In this chapter we find Joseph finally making peace with his brothers. It is a terribly emotional scene, full of tears and embraces. Verse 15 tells us that after Joseph reveals who he is and spends time kissing them and weeping with them, his brothers “talked with him awhile”. I’m sure that was a long conversation, full of admissions of guilt, repentance and the acknowledgment that it has been way too long. Finally, when the baggage is completely unpacked, they become brothers again and there’s a lot of catching up to do. Joseph hears about the wives, sons and daughters of each one, about who is the better farmer or hunter, and what the old town looks like today. It is a joyous occasion and one that wouldn’t be possible without the power of forgiveness.
I have to admit as I read this that it became more real to me than ever before. Of course, as we get older and grow in knowledge of God’s Word, different passages that we haven’t read in a while take on a whole new life. Perhaps for me, it is simply because I have brothers who live far away and every time we get together it is a joyous occasion. We truly celebrate what it means to be husbands and fathers and what it takes to lead in our homes. We affirm each other’s success and admire how each other has grown. All of these emotions are so accessible in this story and I can only imagine how Joseph has longed for this moment…how he has dreamed about it, and how he probably never thought it would ever be possible.
Amidst all of this, I see something that is speaking to me as a leader. While I do believe that we can’t put leaders up on pedestals, I believe that leaders have to hold themselves accountable. We simply have to be the ones to step out in faith first. The way I see Joseph doing this is in how he forgives his brothers. What he essentially says is, “thank you for your apology, but please don’t lose anymore sleep over it. Rather, join me in celebrating because it is obvious that this was a part of God’s plan to bless all of us in a time of great hardship.”
Now, I don’t know if he actually felt like that. I’m inclined to believe that he could have and probably did still have some very real hurt deep inside that was always in danger of bubbling to the surface. However, realizing the great influence inherent in his position, he must have recognized that in order to get beyond it, someone was going to have to make a gesture toward the other. A great gulf, caused by his brother’s actions, still existed between them, and the one who was offended (Joseph) realized that the only chance of true reconciliation with them was for him to step into that space and bridge the gap.

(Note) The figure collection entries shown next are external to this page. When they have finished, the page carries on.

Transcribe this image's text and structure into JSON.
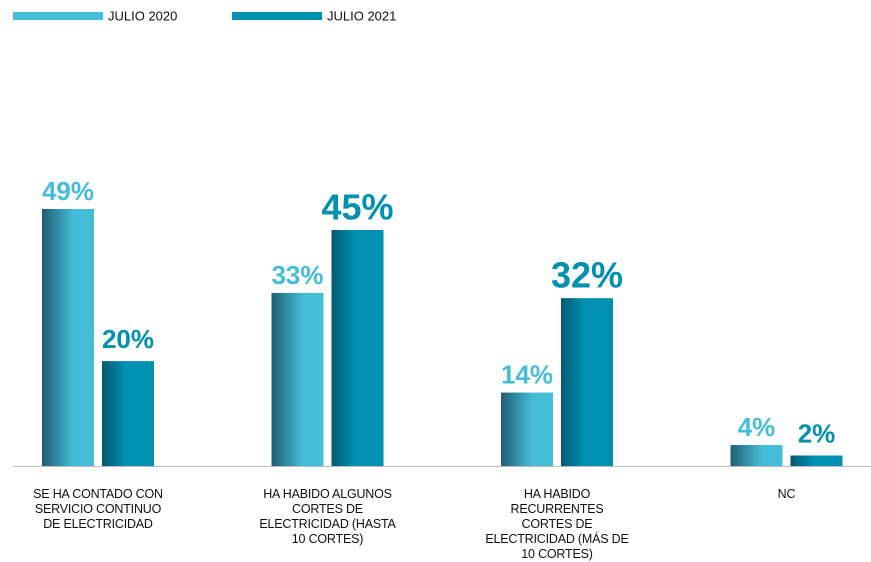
{
  "chart_data": {
    "type": "bar",
    "categories": [
      "SE HA CONTADO CON SERVICIO CONTINUO DE ELECTRICIDAD",
      "HA HABIDO ALGUNOS CORTES DE ELECTRICIDAD (HASTA 10 CORTES)",
      "HA HABIDO RECURRENTES CORTES DE ELECTRICIDAD (MÁS DE 10 CORTES)",
      "NC"
    ],
    "series": [
      {
        "name": "JULIO 2020",
        "color": "#45bcd8",
        "values": [
          49,
          33,
          14,
          4
        ],
        "value_labels": [
          "49%",
          "33%",
          "14%",
          "4%"
        ]
      },
      {
        "name": "JULIO 2021",
        "color": "#0090b0",
        "values": [
          20,
          45,
          32,
          2
        ],
        "value_labels": [
          "20%",
          "45%",
          "32%",
          "2%"
        ]
      }
    ],
    "legend": "top-left"
  }
}
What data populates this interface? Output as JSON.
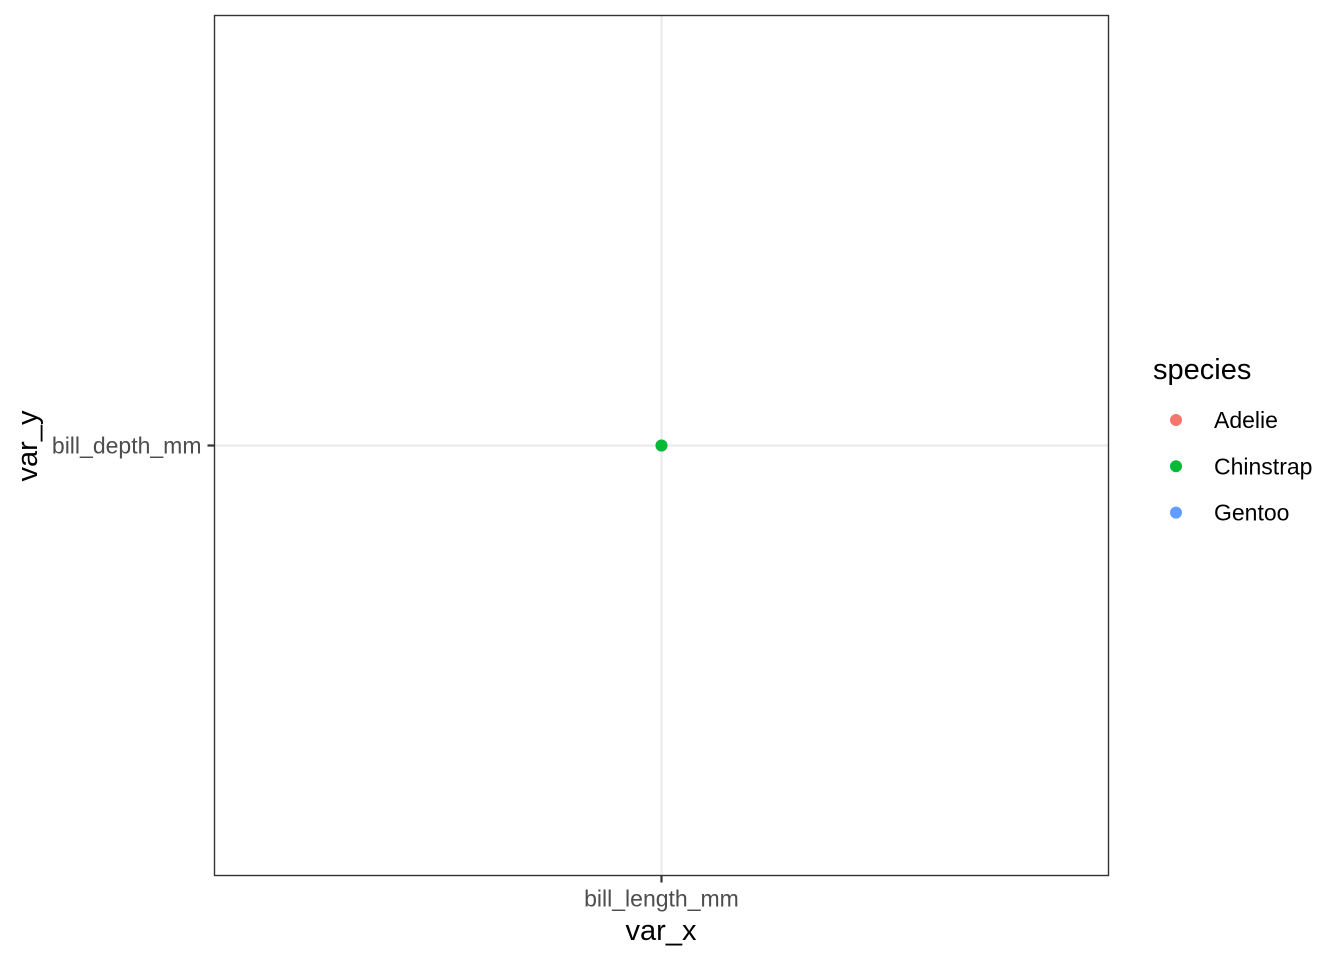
{
  "chart_data": {
    "type": "scatter",
    "xlabel": "var_x",
    "ylabel": "var_y",
    "x_categories": [
      "bill_length_mm"
    ],
    "y_categories": [
      "bill_depth_mm"
    ],
    "grid": true,
    "legend_position": "right",
    "legend": {
      "title": "species",
      "entries": [
        {
          "label": "Adelie",
          "color": "#F8766D"
        },
        {
          "label": "Chinstrap",
          "color": "#00BA38"
        },
        {
          "label": "Gentoo",
          "color": "#619CFF"
        }
      ]
    },
    "points": [
      {
        "x": "bill_length_mm",
        "y": "bill_depth_mm",
        "species": "Adelie"
      },
      {
        "x": "bill_length_mm",
        "y": "bill_depth_mm",
        "species": "Chinstrap"
      }
    ]
  },
  "colors": {
    "grid": "#ebebeb",
    "panel_border": "#333333",
    "tick": "#333333"
  }
}
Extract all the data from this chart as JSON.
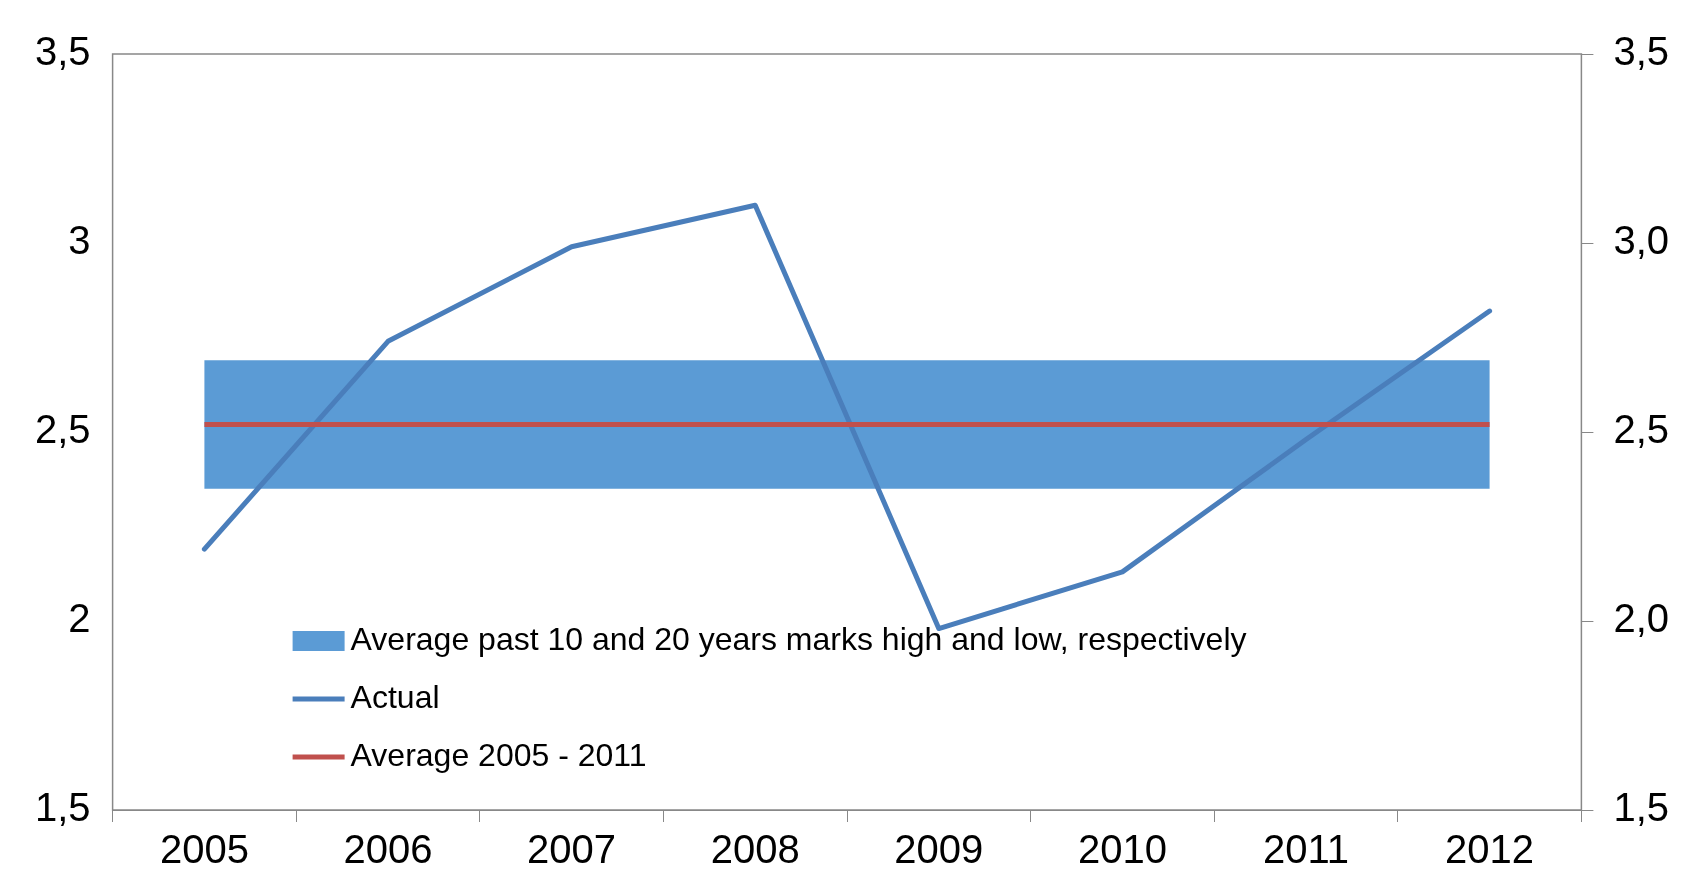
{
  "chart_data": {
    "type": "line",
    "categories": [
      "2005",
      "2006",
      "2007",
      "2008",
      "2009",
      "2010",
      "2011",
      "2012"
    ],
    "series": [
      {
        "name": "Actual",
        "color": "#4a7ebb",
        "values": [
          2.19,
          2.74,
          2.99,
          3.1,
          1.98,
          2.13,
          2.48,
          2.82
        ]
      }
    ],
    "ylim": [
      1.5,
      3.5
    ],
    "yticks": [
      {
        "value": 1.5,
        "label": "1,5"
      },
      {
        "value": 2,
        "label": "2"
      },
      {
        "value": 2.5,
        "label": "2,5"
      },
      {
        "value": 3,
        "label": "3"
      },
      {
        "value": 3.5,
        "label": "3,5"
      }
    ],
    "y2lim": [
      1.5,
      3.5
    ],
    "y2ticks": [
      {
        "value": 1.5,
        "label": "1,5"
      },
      {
        "value": 2,
        "label": "2,0"
      },
      {
        "value": 2.5,
        "label": "2,5"
      },
      {
        "value": 3,
        "label": "3,0"
      },
      {
        "value": 3.5,
        "label": "3,5"
      }
    ],
    "bands": [
      {
        "axis": "y",
        "from": 2.35,
        "to": 2.69,
        "label": "Average past 10 and 20 years marks high and low, respectively",
        "color": "#5b9bd5"
      }
    ],
    "ref_lines": [
      {
        "axis": "y",
        "value": 2.52,
        "label": "Average 2005 - 2011",
        "color": "#c0504d"
      }
    ],
    "legend": "bottom left",
    "grid": false,
    "marker": "none"
  }
}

The connection to what Christ did for us in reconciling himself to us is obvious, but perhaps not so obvious is the leadership that is shown in Joseph. It may seem like I’m grasping at straws, but I can’t get over this one verse…
Then he sent his brothers away, and as they departed, he said to them, “Do not quarrel on the way.”
I find that to be so amazing because in the midst of an episode where Joseph could have excused himself from the responsibility of fixing everybody’s lives for one day, he recognizes something in his brothers: they still fight all the time. They still argue and it disrupts their unity. Joseph, recognizing this, realizes that in that moment, he needs to use his new-found influence with them to help them. In fact, I would suggest that a part of the reason for his forgiveness is so that he can earn the right to speak into their lives. By removing the barrier between them, he earns enough leverage to be able to help them with a problem that has gone on for too long. In this moment, Joseph quickly moves from the position of martyr to that of a spiritual father because he is a leader, and leaders always step up. When the going gets tough, leaders always stand in the gap.
I am in awe of this man and am challenged by his behavior. What grace must have been afforded to him and what humility must be in his possession. If I am to ever imagine playing on that kind of level, I have to fully internalize one very central idea: it’s not about me. Guess what? It’s not about you. It’s about God and his glory and we have a part to play in that. Whether you’re a leader or not, God is looking for people to stand in the gap. It’s how healing happens. Jesus modeled it on the cross and said, “if anyone wants to be my disciple, he must deny themselves and take up their cross and follow me.” (Matthew 16:24) In short, it’s what followers of Christ do. Freely we have received, and freely we give. Freely we forgive, because freely we have been forgiven.